Just like we are careful with the media we allow in our home, we are also careful with the types of toys we invite into our home. Having too many toys and lots of toy clutter makes it hard for kids to use the materials that they have and can be distracting from their play. We try and make sure all toys and books have a place and use a toy rotation system to keep things clutter-free. Our system is always a work in progress! Some toys are placed on shelves in our play area while others are stored in our garage. We change the toys and books every few months to keep things tidy and help kids focus on the toys they do have.

In my opinion, the quality of toys in home is more important than the quantity. 

After seeing the same toys and books daily, kids sometimes stop noticing them. When you rotate new books and toys into the house or around the house, curiosity is piqued and kids can focus on the new items in more detail.

Toys like our Baby Einstein Innovation Station™ Activity Cube that several kids can play with at a time are ones we like to keep out in a common area and move around the house throughout the year. Kids can push and pull the animation sliders, turn the bold-patterned gears, and have fun with the gravity-defying ball race.

Reading together daily, answering questions, and modeling how to be curious and ask questions can also nurture kid's curiosity! If kids are constantly asking questions and we ignore them and don't provide resources where they can find their answers, they eventually stop asking them!


3. Explore the world- near and far!


We love to be out in our community at the library, parks, and on the hiking trails. With each season, and even changes in weather, there is something new to discover. We also love taking our kids on day trips and family traveling adventures.
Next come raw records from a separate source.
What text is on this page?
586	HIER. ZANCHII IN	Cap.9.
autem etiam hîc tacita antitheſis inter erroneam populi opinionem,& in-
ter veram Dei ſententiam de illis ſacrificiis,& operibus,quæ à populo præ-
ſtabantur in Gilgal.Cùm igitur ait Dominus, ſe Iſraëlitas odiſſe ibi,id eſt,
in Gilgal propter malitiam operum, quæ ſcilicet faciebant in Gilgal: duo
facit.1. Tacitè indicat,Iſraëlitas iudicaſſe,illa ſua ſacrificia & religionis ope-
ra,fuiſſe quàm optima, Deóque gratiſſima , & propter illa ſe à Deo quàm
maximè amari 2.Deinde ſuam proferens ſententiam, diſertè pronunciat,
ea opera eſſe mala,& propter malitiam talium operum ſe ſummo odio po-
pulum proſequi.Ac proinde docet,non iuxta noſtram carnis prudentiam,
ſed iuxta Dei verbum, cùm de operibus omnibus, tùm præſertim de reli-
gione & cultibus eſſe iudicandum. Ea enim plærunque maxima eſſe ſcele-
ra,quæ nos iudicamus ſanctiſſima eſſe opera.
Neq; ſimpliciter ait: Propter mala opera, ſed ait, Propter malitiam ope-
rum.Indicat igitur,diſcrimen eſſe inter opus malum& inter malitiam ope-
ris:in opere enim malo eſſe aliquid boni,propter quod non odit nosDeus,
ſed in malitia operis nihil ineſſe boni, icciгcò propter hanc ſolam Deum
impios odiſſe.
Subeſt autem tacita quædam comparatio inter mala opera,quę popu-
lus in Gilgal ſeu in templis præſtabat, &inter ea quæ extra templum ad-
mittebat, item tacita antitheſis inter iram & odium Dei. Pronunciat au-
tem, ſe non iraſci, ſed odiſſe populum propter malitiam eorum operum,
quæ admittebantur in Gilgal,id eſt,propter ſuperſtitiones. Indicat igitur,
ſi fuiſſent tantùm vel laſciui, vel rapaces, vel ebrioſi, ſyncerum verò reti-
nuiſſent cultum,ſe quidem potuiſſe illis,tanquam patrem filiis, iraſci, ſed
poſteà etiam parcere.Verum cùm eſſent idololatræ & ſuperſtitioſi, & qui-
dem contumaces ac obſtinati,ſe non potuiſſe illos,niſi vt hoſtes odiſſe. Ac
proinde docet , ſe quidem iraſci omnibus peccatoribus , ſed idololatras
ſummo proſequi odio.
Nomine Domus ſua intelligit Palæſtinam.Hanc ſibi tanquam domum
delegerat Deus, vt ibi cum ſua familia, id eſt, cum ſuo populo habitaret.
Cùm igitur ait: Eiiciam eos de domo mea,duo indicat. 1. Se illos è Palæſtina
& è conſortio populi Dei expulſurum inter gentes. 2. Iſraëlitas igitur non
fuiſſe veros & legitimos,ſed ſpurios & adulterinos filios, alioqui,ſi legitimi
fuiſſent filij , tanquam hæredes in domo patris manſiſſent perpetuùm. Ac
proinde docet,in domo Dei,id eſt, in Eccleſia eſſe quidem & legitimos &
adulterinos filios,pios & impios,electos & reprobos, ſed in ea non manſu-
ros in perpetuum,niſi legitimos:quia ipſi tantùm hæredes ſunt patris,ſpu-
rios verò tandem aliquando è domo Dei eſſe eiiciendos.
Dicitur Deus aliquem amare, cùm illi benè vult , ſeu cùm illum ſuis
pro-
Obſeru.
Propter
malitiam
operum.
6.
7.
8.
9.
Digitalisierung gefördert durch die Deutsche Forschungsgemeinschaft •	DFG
Traveling to new places helps kids see things they never would've known about and prompts new questions and interests.

After a recent trip to Hawaii where we went snorkeling and paddle boarding, my toddler is now even more obsessed with ocean animals. This has led to exploring new books and trips to our local aquarium and has helped her learn the names of a variety of animals and items she never would've known about otherwise!



4. Encourage questions and help them look for the answers


Kids can ask a lot of questions! Encourage them! Try to be patient and answer them. With older kids, I often have them write down their questions so that we can space them out a bit and make time to research them. With younger kids, I try and embed time into each day to answer their questions. Sometimes that requires us to slow down and not rush around as much... but instead take time for discovery and observation.

Teaching kids to use books, internet searches, and talk to experts to help answer their questions can also be helpful as they grow. 


5. Try new things!


Trying new foods, new classes, new parks, or even exploring new toys, can help nurture curiosity. Finding opportunities to make new friends can also help kids explore new experiences. I love to try and get all five senses involved as we explore new things and experiences. 

Sensory bins using different materials is one simple way to try new things. One day we'll use dried beans and then next day we might use kinetic sand or shaving cream.

Exploring goop and adding things like ice or different colors or toys into it can change it into a completely different experience for toddlers.



There are so many ways to nurture the innate curiosity in toddlers. Do you have any other ways that you nurture curiosity in your child? Have you tried any of the five tips that I shared?